Martin Luther King foi morto há 40 anos

Defensor dos direitos da comunidade negra desapareceu em Memphis


Os Estados Unidos da América (EUA) recordam esta sexta-feira de forma especial Martin Luther King, 40 anos depois do mais emblemático defensor dos direitos civis da comunidade negra ter sido assassinado num motel em Memphis.

O desaparecimento do emblemático pastor da Igreja Baptista não travou a sua luta.

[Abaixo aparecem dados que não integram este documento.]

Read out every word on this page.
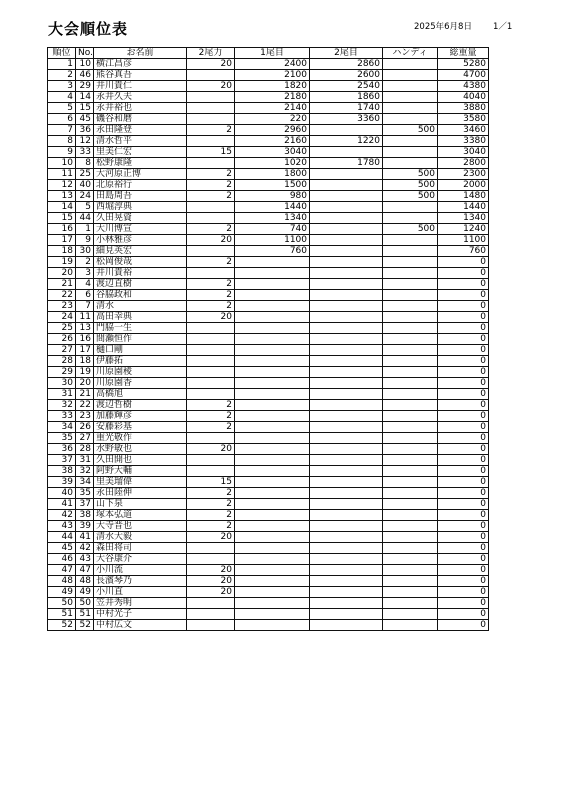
大会順位表	2025年6月8日 1／1
順位	No.	お名前	2尾力	1尾目	2尾目	ハンディ	総重量
1	10	横江昌彦	20	2400	2860		5280
2	46	熊谷真吾		2100	2600		4700
3	29	井川貴仁	20	1820	2540		4380
4	14	永井久夫		2180	1860		4040
5	15	永井裕也		2140	1740		3880
6	45	磯谷和磨		220	3360		3580
7	36	永田隆登	2	2960		500	3460
8	12	清水哲平		2160	1220		3380
9	33	里美仁宏	15	3040			3040
10	8	松野康隆		1020	1780		2800
11	25	大河原正博	2	1800		500	2300
12	40	北原裕行	2	1500		500	2000
13	24	田島周吾	2	980		500	1480
14	5	西堀淳典		1440			1440
15	44	久田晃資		1340			1340
16	1	大川博宣	2	740		500	1240
17	9	小林雅彦	20	1100			1100
18	30	細見英宏		760			760
19	2	松岡俊哉	2				0
20	3	井川貴裕					0
21	4	渡辺直樹	2				0
22	6	谷脇政和	2				0
23	7	清水	2				0
24	11	高田幸典	20				0
25	13	門脇一生					0
26	16	間瀬恒作					0
27	17	樋口剛					0
28	18	伊藤拓					0
29	19	川原園稜					0
30	20	川原園香					0
31	21	高橋旭					0
32	22	渡辺哲樹	2				0
33	23	加藤輝彦	2				0
34	26	安藤彩基	2				0
35	27	重光敬作					0
36	28	水野敏也	20				0
37	31	久田開也					0
38	32	阿野大輔					0
39	34	里美瑠偉	15				0
40	35	永田陸伸	2				0
41	37	山下泉	2				0
42	38	塚本弘道	2				0
43	39	大寺晋也	2				0
44	41	清水大毅	20				0
45	42	森田将司					0
46	43	大谷康介					0
47	47	小川流	20				0
48	48	長濱琴乃	20				0
49	49	小川直	20				0
50	50	笠井秀明					0
51	51	中村光子					0
52	52	中村広文					0
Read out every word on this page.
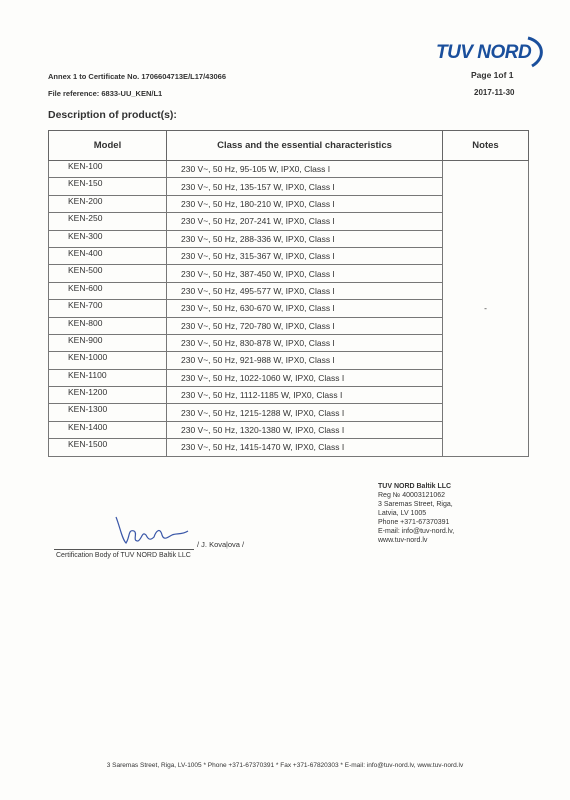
TUV NORD
Annex 1 to Certificate No. 1706604713E/L17/43066	Page 1of 1
File reference: 6833-UU_KEN/L1	2017-11-30
Description of product(s):
Model	Class and the essential characteristics	Notes
KEN-100	230 V~, 50 Hz, 95-105 W, IPX0, Class I	-
KEN-150	230 V~, 50 Hz, 135-157 W, IPX0, Class I	
KEN-200	230 V~, 50 Hz, 180-210 W, IPX0, Class I	
KEN-250	230 V~, 50 Hz, 207-241 W, IPX0, Class I	
KEN-300	230 V~, 50 Hz, 288-336 W, IPX0, Class I	
KEN-400	230 V~, 50 Hz, 315-367 W, IPX0, Class I	
KEN-500	230 V~, 50 Hz, 387-450 W, IPX0, Class I	
KEN-600	230 V~, 50 Hz, 495-577 W, IPX0, Class I	
KEN-700	230 V~, 50 Hz, 630-670 W, IPX0, Class I	
KEN-800	230 V~, 50 Hz, 720-780 W, IPX0, Class I	
KEN-900	230 V~, 50 Hz, 830-878 W, IPX0, Class I	
KEN-1000	230 V~, 50 Hz, 921-988 W, IPX0, Class I	
KEN-1100	230 V~, 50 Hz, 1022-1060 W, IPX0, Class I	
KEN-1200	230 V~, 50 Hz, 1112-1185 W, IPX0, Class I	
KEN-1300	230 V~, 50 Hz, 1215-1288 W, IPX0, Class I	
KEN-1400	230 V~, 50 Hz, 1320-1380 W, IPX0, Class I	
KEN-1500	230 V~, 50 Hz, 1415-1470 W, IPX0, Class I	
TUV NORD Baltik LLC
Reg № 40003121062
3 Saremas Street, Riga,
Latvia, LV 1005
Phone +371-67370391
E-mail: info@tuv-nord.lv,
www.tuv-nord.lv
/ J. Kovaļova /
Certification Body of TUV NORD Baltik LLC
3 Saremas Street, Riga, LV-1005 * Phone +371-67370391 * Fax +371-67820303 * E-mail: info@tuv-nord.lv, www.tuv-nord.lv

Alimentou mais ainda o ideal do homem que disse que um dia teve um sonho com uma américa diferente.

Na véspera desta efeméride, o congresso dos EUA assinalou as quatro décadas da morte de Luther King como vários discursos, entre eles o de Martin Luther King III - filho do activista -, que esta sexta-feira estará também em Memphis, onde marcarão presença ainda o senador republicano John McCain e a senadora democrata Hillary Clinton, que se encontram na corrida à Casa Branca. O também democrata Barrack Obama, o outro nome envolvido nesta disputa, será o grande ausente.

Esta noite em Memphis, no Estado do Tennessee, vai ser realizada ainda uma vigília com velas, em memória de Luther King, no Museu Nacional de Direitos Civis, que se ergueu no Lorraine Motel, onde foi assassinado.

Um dos momentos mais marcantes da vida de Luther King aconteceu em Agosto de 1963, quando reuniu 250 mil pessoas em frente ao monumento a Abraham Lincoln, em Washington, e proferiu o célebre discurso «I have a dream» (Eu tenho um sonho).

No ano seguinte, com apenas 35 anos, a sua luta pacífica pelos igualdade de direitos, valeu-lhe o Prémio Nobel da Paz.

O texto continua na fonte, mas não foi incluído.